A) A time-calibrated phylogeny retrieved from timetree.org of actinopterygian fishes and the CNGA and CNGB gene counts as a heatmap. Lineages marked with a colored background have experienced extra whole genome duplications. B) Chromosomal neighborhoods of CNGA genes in the spotted gar genome used in the phylogenetic analyses, and their orthologs, and their neighboring gene family members, in reedfish, zebrafish, human, chicken and small-spotted catshark. C) Chromosomal neighborhoods of CNGB genes in the spotted gar genome used in the phylogenetic analyses and their orthologs, as well as their neighboring gene family members, in reedfish, zebrafish, human, chicken and small-spotted catshark. Order of genes has been reshuffled to highlight similarities between the linkage groups within the paralogon and between species. The phylogenetic trees of the neighboring gene families are shown in S1-S17 Figs in S1 File. Red arrow heads represent: 1) 2R WGDs. 2) Chromosomal fusion in the chicken lineage; 3) rearrangements in the mammalian lineage; and 4) 3R WGD in teleost fish. Spotted gar chromosomes are colored as they are in Fig 1B and 1D, while the other animals’ orthologs are colored the same as their spotted gar ortholog–see Figs 6 and 7. Boxes for neighboring gene families in the small-spotted catshark have been left white with colored edges since they are not included in phylogenetic analyses. Numbers in gene boxes indicate which CNGA or CNGB gene the box represent.
Fig 7.
Expression of CNG genes in non-bilaterian metazoans and in the tunicate Ciona intestinalis.
A) Expression of CNGA and CNGC in ctenophore metacells shows differential expression across cell types. B) Expression of CNGA and CNGB in sponge adult metacells show, like in the ctenophore, differential expression of both genes. B’) Co-expression of both genes in the larval sponge. C) Expression of the single CNGD gene in the placozoan metacells. D) Expression of the five CNG genes in the adult cnidarian Nematostella vectensis show overlap in expression in the same metacells for CNGE, CNGD and CNGF, while CNGA and CNGC have lower expression. CNGA has its highest expression in digestive filament metacells. D’) In the larval Nematostella vectensis only CNGE, CNGD and CNGF are expressed and CNGE has the highest expression in larval neurons. E) Expression of the identified CNG genes in the Ciona intestinalis larval central nervous system show both overlapping expression of CNGA and CNGB, and CNGA and CNGD as well as expression of only CNGB in some cells. Black arrows represent photoreceptor cells in the anterior sensory vesicle or their precursors. Silhouettes were retrieved from phylopic.org and are all dedicated to the public domain.
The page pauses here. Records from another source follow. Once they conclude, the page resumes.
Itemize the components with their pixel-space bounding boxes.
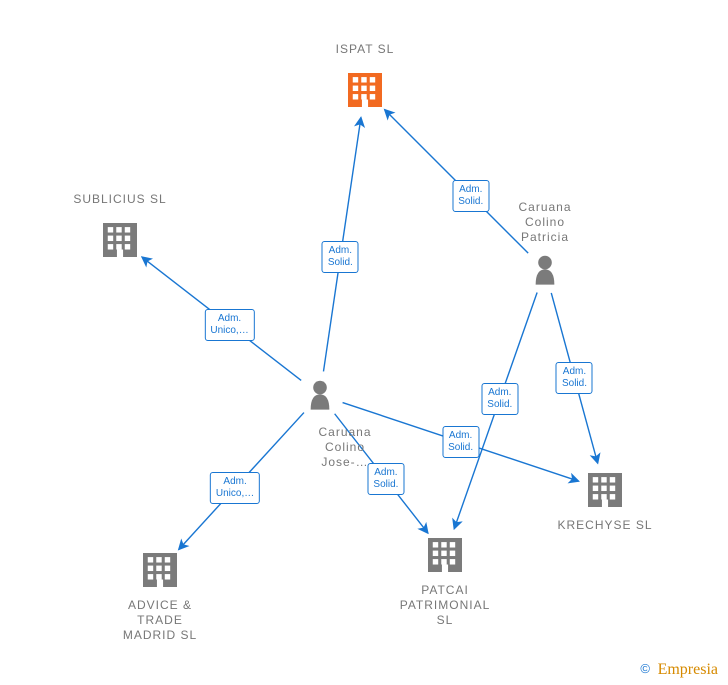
edge-label: Adm. Unico,… <box>204 309 254 341</box>
node-label: PATCAI PATRIMONIAL SL <box>375 583 515 628</box>
edge-label: Adm. Solid. <box>452 180 489 212</box>
node-label: Caruana Colino Patricia <box>495 200 595 245</box>
node-label: ISPAT SL <box>305 42 425 57</box>
edge-label: Adm. Solid. <box>442 426 479 458</box>
building-icon[interactable] <box>348 73 382 107</box>
building-icon[interactable] <box>143 553 177 587</box>
person-icon[interactable] <box>536 256 555 285</box>
node-label: ADVICE & TRADE MADRID SL <box>90 598 230 643</box>
footer-credit: © Empresia <box>640 661 718 679</box>
copyright-symbol: © <box>640 661 650 676</box>
edge-label: Adm. Solid. <box>556 362 593 394</box>
edge-label: Adm. Unico,… <box>210 472 260 504</box>
node-label: Caruana Colino Jose-… <box>295 425 395 470</box>
brand-name: Empresia <box>658 661 718 678</box>
node-label: SUBLICIUS SL <box>50 192 190 207</box>
building-icon[interactable] <box>428 538 462 572</box>
edge-label: Adm. Solid. <box>481 383 518 415</box>
network-diagram <box>0 0 728 685</box>
edge-label: Adm. Solid. <box>322 241 359 273</box>
building-icon[interactable] <box>103 223 137 257</box>
building-icon[interactable] <box>588 473 622 507</box>
person-icon[interactable] <box>311 381 330 410</box>
node-label: KRECHYSE SL <box>535 518 675 533</box>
Illustration of Ciona intestinalis larva was kindly provided by Dr. Daniel Ocampo Daza.
Fig 8.
Evolutionary events leading to the repertoire seen in modern metazoan groups.
Subunit gene repertoire was reduced in the vertebrate ancestor and expanded in the 2R WGDs in the vertebrate lineage either before or after the split between cyclostomes and gnathostomes (purple arrows). Expression of multiple CNG subunits in adult cell types appeared in the ancestor of Cnidaria and Bilateria (green arrowhead). A) Lampreys have an extra duplicate of CNGA4. B) The Grey bichir has a local duplicate of CNGB1. C) The 3R WGD and a local duplicate of CNGB3 expanded the number of genes in teleosts further. Numbers in gene boxes represent the number of genes of this subtype in this lineage. The tree is a cladogram and branch lengths does not represent evolutionary distance. Silhouettes were retrieved from phylopic.org and are all dedicated to the public domain. Illustrations of chordates was kindly provided by Dr. Daniel Ocampo Daza.
Fig 9.
Evolution and proposed subunit composition in cell types of the tunicate ancestor, vertebrate ancestor and the gnathostome ancestor based on our evolutionary analyses and expression data from Ciona intestinalis and human.
Fig 10.
CNG gene expression data from zebrafish.
Dot plot of the expression of zebrafish visual CNG genes in photoreceptor cell types in the retina. This data show that further specialization has occurred after the teleost-specific 3R event. Illustration of zebrafish was kindly provided by Dr. Daniel Ocampo Daza.